Farah has $600,000 in her RRSP and wishes to retire. She is thinking of using the funds to purchase an annuity that earns 5% compounded annually and pays her $3,500 at the end of each month. If she buys the annuity, for how long will she receive payments

4 answers

The standard formulas can only be used if the compounding period and the payment period are the same.

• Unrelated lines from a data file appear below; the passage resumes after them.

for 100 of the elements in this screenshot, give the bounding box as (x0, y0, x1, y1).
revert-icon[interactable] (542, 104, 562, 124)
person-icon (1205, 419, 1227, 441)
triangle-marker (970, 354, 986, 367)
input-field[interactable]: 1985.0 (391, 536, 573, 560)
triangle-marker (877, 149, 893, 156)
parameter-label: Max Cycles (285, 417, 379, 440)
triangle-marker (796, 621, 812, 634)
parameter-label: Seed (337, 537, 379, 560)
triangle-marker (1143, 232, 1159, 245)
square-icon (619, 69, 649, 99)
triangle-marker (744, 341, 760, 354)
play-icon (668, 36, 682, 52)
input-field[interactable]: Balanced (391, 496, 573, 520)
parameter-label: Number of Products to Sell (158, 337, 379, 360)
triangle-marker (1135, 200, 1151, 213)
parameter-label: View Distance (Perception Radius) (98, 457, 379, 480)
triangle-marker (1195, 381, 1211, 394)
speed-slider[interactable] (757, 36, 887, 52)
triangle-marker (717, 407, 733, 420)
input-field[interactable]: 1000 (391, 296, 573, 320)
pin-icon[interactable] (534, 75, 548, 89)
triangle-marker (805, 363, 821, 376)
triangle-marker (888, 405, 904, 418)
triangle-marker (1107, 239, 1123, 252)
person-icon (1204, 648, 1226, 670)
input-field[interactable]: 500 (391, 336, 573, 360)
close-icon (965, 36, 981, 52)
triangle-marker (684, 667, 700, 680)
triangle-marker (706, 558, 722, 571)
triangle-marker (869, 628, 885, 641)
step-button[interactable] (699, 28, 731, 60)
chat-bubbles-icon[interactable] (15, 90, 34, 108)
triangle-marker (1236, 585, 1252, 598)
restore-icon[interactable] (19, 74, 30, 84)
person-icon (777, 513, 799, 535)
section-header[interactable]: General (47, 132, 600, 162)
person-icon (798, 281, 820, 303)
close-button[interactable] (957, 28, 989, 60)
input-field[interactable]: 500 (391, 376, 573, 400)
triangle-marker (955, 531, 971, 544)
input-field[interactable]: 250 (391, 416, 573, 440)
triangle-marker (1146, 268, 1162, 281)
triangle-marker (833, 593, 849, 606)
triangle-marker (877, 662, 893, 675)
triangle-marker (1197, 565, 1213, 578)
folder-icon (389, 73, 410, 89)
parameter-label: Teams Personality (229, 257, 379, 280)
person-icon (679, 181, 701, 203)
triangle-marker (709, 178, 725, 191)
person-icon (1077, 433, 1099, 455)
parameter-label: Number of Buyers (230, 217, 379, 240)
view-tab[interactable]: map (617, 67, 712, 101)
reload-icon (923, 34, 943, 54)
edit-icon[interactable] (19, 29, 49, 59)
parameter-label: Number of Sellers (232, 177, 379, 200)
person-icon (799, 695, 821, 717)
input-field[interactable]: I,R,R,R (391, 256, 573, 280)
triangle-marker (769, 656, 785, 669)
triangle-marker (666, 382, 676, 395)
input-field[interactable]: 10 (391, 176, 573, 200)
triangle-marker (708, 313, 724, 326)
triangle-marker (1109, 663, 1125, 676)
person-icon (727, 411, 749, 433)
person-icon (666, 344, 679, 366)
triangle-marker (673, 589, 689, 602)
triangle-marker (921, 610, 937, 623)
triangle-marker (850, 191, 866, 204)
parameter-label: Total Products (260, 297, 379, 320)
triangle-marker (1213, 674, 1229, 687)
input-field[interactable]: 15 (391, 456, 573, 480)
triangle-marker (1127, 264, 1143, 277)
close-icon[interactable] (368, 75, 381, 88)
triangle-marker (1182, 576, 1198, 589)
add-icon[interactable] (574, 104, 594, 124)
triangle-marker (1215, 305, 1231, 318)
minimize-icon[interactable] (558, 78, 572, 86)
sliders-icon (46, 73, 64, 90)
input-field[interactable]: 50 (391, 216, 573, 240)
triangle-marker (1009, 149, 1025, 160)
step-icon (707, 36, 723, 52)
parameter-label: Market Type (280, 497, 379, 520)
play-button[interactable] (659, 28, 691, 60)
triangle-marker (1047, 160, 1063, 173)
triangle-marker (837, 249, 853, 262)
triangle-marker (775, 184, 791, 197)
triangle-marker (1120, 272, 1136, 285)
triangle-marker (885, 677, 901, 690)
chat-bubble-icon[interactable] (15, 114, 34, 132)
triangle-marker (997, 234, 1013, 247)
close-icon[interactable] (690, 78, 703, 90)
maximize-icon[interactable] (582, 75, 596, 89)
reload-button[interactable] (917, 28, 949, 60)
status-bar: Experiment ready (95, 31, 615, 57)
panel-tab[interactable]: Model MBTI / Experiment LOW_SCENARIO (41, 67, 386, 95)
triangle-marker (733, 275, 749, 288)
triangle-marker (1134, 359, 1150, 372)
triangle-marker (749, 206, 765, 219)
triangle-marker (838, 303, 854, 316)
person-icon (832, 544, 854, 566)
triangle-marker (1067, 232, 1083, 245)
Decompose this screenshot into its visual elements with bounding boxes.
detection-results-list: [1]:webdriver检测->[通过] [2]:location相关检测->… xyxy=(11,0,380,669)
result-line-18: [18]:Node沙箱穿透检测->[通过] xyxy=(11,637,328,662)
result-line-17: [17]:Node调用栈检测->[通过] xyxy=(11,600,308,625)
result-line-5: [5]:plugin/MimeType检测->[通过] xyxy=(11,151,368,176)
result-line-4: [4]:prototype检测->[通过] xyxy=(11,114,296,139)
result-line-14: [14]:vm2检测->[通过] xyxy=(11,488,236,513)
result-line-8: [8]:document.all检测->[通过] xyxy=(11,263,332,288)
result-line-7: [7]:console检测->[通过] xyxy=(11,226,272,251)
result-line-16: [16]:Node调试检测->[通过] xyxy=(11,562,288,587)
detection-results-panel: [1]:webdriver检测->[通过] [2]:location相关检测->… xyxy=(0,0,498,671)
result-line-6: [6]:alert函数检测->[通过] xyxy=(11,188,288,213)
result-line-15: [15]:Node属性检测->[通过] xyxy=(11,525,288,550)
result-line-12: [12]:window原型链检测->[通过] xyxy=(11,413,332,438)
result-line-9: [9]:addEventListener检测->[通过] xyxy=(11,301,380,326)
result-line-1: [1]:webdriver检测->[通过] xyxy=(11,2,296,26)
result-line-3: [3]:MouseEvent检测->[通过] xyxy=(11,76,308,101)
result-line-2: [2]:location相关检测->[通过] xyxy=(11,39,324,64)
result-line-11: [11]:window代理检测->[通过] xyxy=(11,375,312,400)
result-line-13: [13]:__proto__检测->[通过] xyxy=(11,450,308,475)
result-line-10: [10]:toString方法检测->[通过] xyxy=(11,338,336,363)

Since they are not in your question, this makes it rather messy.
We first have to find the monthly rate equivalent to 5% compounded annually.
We can't just divide the .05 by 12.

let the monthly rate be i
then (1+i)^12 = 1.05
1+i = 1.05^(1/12) = 1.00407412..
i = .00407412...

3500(1 - 1.00407412^-n)/.00407412 = 600000
1 - 1.00407412^-n = .69842108...
.3015789... = 1.00407413^-n
using logs
log .3015789... = -n(log 1.00407413)
n = 294.82 months
or appr 24.6 years
I'm not sure when to use present value or future value. Do you have a trick to remember the difference?
The difference between present value and future value is really in the wording of the question. If the question says you want $30,000 for first year post secondary school what should you save or invest now... that is asking what is the present value of the $30,000 needed. But the future value questions are the ones that say... you start investing at the age of 16, how much will you have when you are 65. This is the future value of your money. So again... it is in the way the question is worded.